Thank you, thank you for responding to that hope crushing aritcle full of misleading and ignorant information. I appreciate the time and effort you clearly put forth in forming this excellent and well worded rebuttle. Bravo! And thank you from the bottom of my heart!
Disulfiram otherwise known as Antabuse is a cure for Lyme disease and some other confections. It kills the spirochete that lingers in chronic Lyme. It also kills Babesia. Many Lyme sufferers are already on this drug and reporting no remission after 4-6 months on it. Every Lyme sufferer should know of this.

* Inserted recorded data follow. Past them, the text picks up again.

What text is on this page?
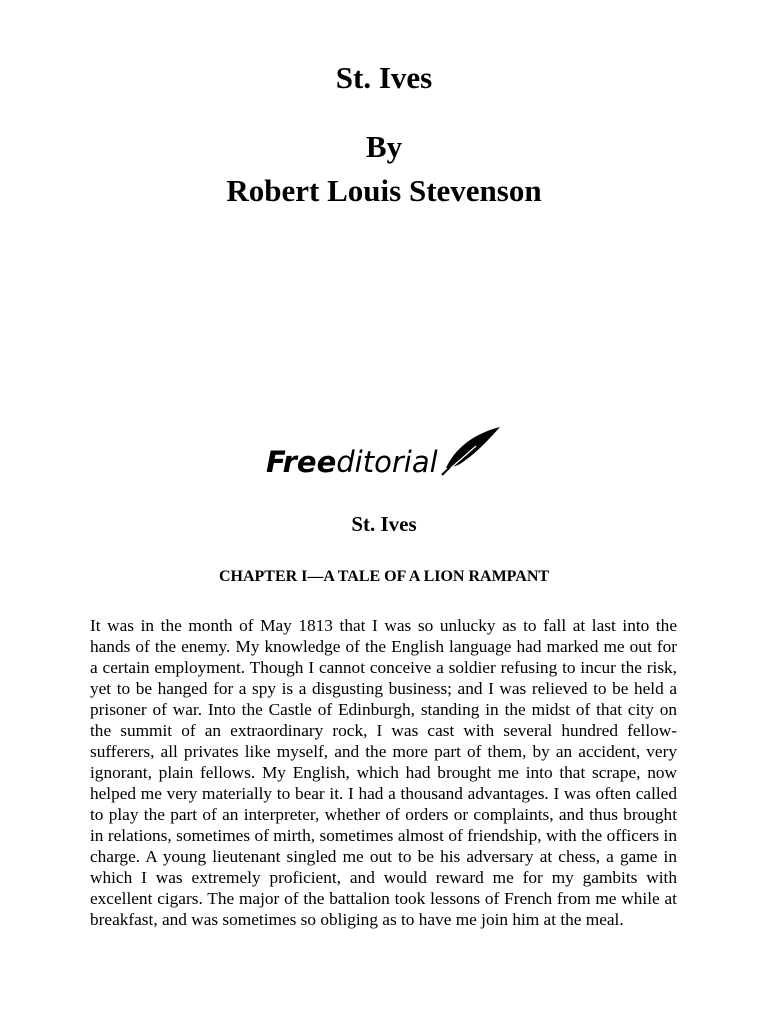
St. Ives
By
Robert Louis Stevenson
Freeditorial
St. Ives
CHAPTER I—A TALE OF A LION RAMPANT

It was in the month of May 1813 that I was so unlucky as to fall at last into the hands of the enemy. My knowledge of the English language had marked me out for a certain employment. Though I cannot conceive a soldier refusing to incur the risk, yet to be hanged for a spy is a disgusting business; and I was relieved to be held a prisoner of war. Into the Castle of Edinburgh, standing in the midst of that city on the summit of an extraordinary rock, I was cast with several hundred fellow-sufferers, all privates like myself, and the more part of them, by an accident, very ignorant, plain fellows. My English, which had brought me into that scrape, now helped me very materially to bear it. I had a thousand advantages. I was often called to play the part of an interpreter, whether of orders or complaints, and thus brought in relations, sometimes of mirth, sometimes almost of friendship, with the officers in charge. A young lieutenant singled me out to be his adversary at chess, a game in which I was extremely proficient, and would reward me for my gambits with excellent cigars. The major of the battalion took lessons of French from me while at breakfast, and was sometimes so obliging as to have me join him at the meal.
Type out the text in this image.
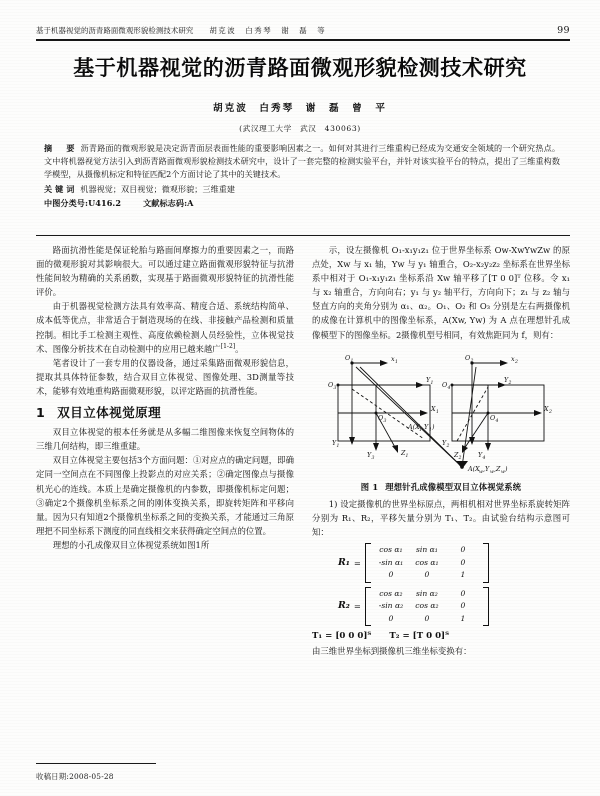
基于机器视觉的沥青路面微观形貌检测技术研究 胡克波　白秀琴　谢　磊　等	99
基于机器视觉的沥青路面微观形貌检测技术研究
胡克波　白秀琴　谢　磊　曾　平
(武汉理工大学　武汉　430063)
摘　要 沥青路面的微观形貌是决定沥青面层表面性能的重要影响因素之一。如何对其进行三维重构已经成为交通安全领域的一个研究热点。文中将机器视觉方法引入到沥青路面微观形貌检测技术研究中，设计了一套完整的检测实验平台，并针对该实验平台的特点，提出了三维重构数学模型，从摄像机标定和特征匹配2个方面讨论了其中的关键技术。
关键词 机器视觉；双目视觉；微观形貌；三维重建
中图分类号:U416.2	文献标志码:A

路面抗滑性能是保证轮胎与路面间摩擦力的重要因素之一，而路面的微观形貌对其影响很大。可以通过建立路面微观形貌特征与抗滑性能间较为精确的关系函数，实现基于路面微观形貌特征的抗滑性能评价。

由于机器视觉检测方法具有效率高、精度合适、系统结构简单、成本低等优点，非常适合于制造现场的在线、非接触产品检测和质量控制。相比手工检测主观性、高度依赖检测人员经验性，立体视觉技术、图像分析技术在自动检测中的应用已越来越广[1-2]。

笔者设计了一套专用的仪器设备，通过采集路面微观形貌信息，提取其具体特征参数，结合双目立体视觉、图像处理、3D测量等技术，能够有效地重构路面微观形貌，以评定路面的抗滑性能。

1 双目立体视觉原理

双目立体视觉的根本任务就是从多幅二维图像来恢复空间物体的三维几何结构，即三维重建。

双目立体视觉主要包括3个方面问题：①对应点的确定问题，即确定同一空间点在不同图像上投影点的对应关系；②确定图像点与摄像机光心的连线。本质上是确定摄像机的内参数，即摄像机标定问题；③确定2个摄像机坐标系之间的刚体变换关系，即旋转矩阵和平移向量。因为只有知道2个摄像机坐标系之间的变换关系，才能通过三角原理把不同坐标系下测度的同直线相交来获得确定空间点的位置。

理想的小孔成像双目立体视觉系统如图1所

示，设左摄像机 O₁-x₁y₁z₁ 位于世界坐标系 Ow-XwYwZw 的原点处，Xw 与 x₁ 轴，Yw 与 y₁ 轴重合，O₂-x₂y₂z₂ 坐标系在世界坐标系中相对于 O₁-x₁y₁z₁ 坐标系沿 Xw 轴平移了[T 0 0]ᵀ 位移。令 x₁ 与 x₂ 轴重合，方向向右；y₁ 与 y₂ 轴平行，方向向下；z₁ 与 z₂ 轴与竖直方向的夹角分别为 α₁、α₂。O₁、O₂ 和 O₃ 分别是左右两摄像机的成像在计算机中的图像坐标系，A(Xw, Yw) 为 A 点在理想针孔成像模型下的图像坐标。2摄像机型号相同，有效焦距同为 f，则有：

O 1	O 2
O 3	O 4
x 1	x 2
Y 1	Y 2
X 1	X 2
O 3	O 4
Y 3	Y 4
Z 1	Z 2
Y 1	Y 2
A(X 1 ,Y 1 )
A(X w ,Y w ,Z w )
图 1 理想针孔成像模型双目立体视觉系统

1) 设定摄像机的世界坐标原点，两相机相对世界坐标系旋转矩阵分别为 R₁、R₂，平移矢量分别为 T₁、T₂。由试验台结构示意图可知：

R₁ =
cos α₁	sin α₁	0
-sin α₁	cos α₁	0
0	0	1
R₂ =
cos α₂	sin α₂	0
-sin α₂	cos α₂	0
0	0	1
T₁ = [0 0 0]ᵀ T₂ = [T 0 0]ᵀ

由三维世界坐标到摄像机三维坐标变换有：

收稿日期:2008-05-28
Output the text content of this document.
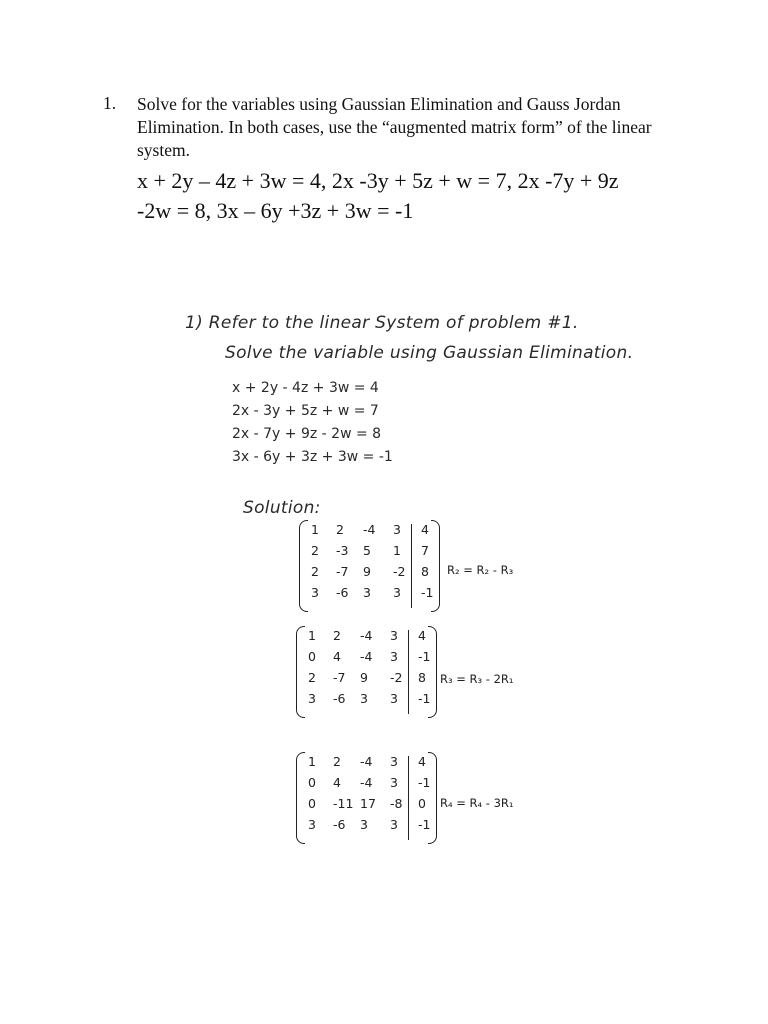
1. Solve for the variables using Gaussian Elimination and Gauss Jordan Elimination. In both cases, use the “augmented matrix form” of the linear system.
x + 2y – 4z + 3w = 4, 2x -3y + 5z + w = 7, 2x -7y + 9z
-2w = 8, 3x – 6y +3z + 3w = -1
1) Refer to the linear System of problem #1.
Solve the variable using Gaussian Elimination.
x + 2y - 4z + 3w = 4
2x - 3y + 5z + w = 7
2x - 7y + 9z - 2w = 8
3x - 6y + 3z + 3w = -1
Solution:
1 2 -4 3 4
2 -3 5 1 7
2 -7 9 -2 8
3 -6 3 3 -1
R₂ = R₂ - R₃
1 2 -4 3 4
0 4 -4 3 -1
2 -7 9 -2 8
3 -6 3 3 -1
R₃ = R₃ - 2R₁
1 2 -4 3 4
0 4 -4 3 -1
0 -11 17 -8 0
3 -6 3 3 -1
R₄ = R₄ - 3R₁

I was bitten by a pacific ixodes tick in 2006 and had a huge bullseye rash.. I didn’t seek treatment right away because I was taking care of my terminally ill mother who had cancer. I was diagnosed positive by ELISA and Western Bot in 2010. The lab work was done through Stonybrook University Laboratory. My primary care doctor phoned Dr. Gilbert,former IDSA head to start treatment. I do not know what went on in their private phone conference, but after the phone discussion, I no longer had any treatment options and could not be seen without a referral to any other infectious disease physician. I left my primary doctor’s practice and emptied my bank account and lost a small inheritance just to see a doctor who would treat. I am currently in temporary HUD housing and without means.
No one has mentioned that the former CT attorney general carried out an antitrust investigation of the IDSA. They were forced to reconvene their lyme guidelines panel and were supposed to include other stakeholders, but Blumenthal moved on to the job as senator and did not oversee the result. So the IDSA just ended up doing the same thing again. And their proposed new guidelines are even worse. Apparently there is no justice and medical societies can do anything they like and get away with it. Regardless of how many people are hurt or dead because of it. Zemel and Auwaeter are two of the worst offenders. How do people go thru medical school and end up with such disregard for human life?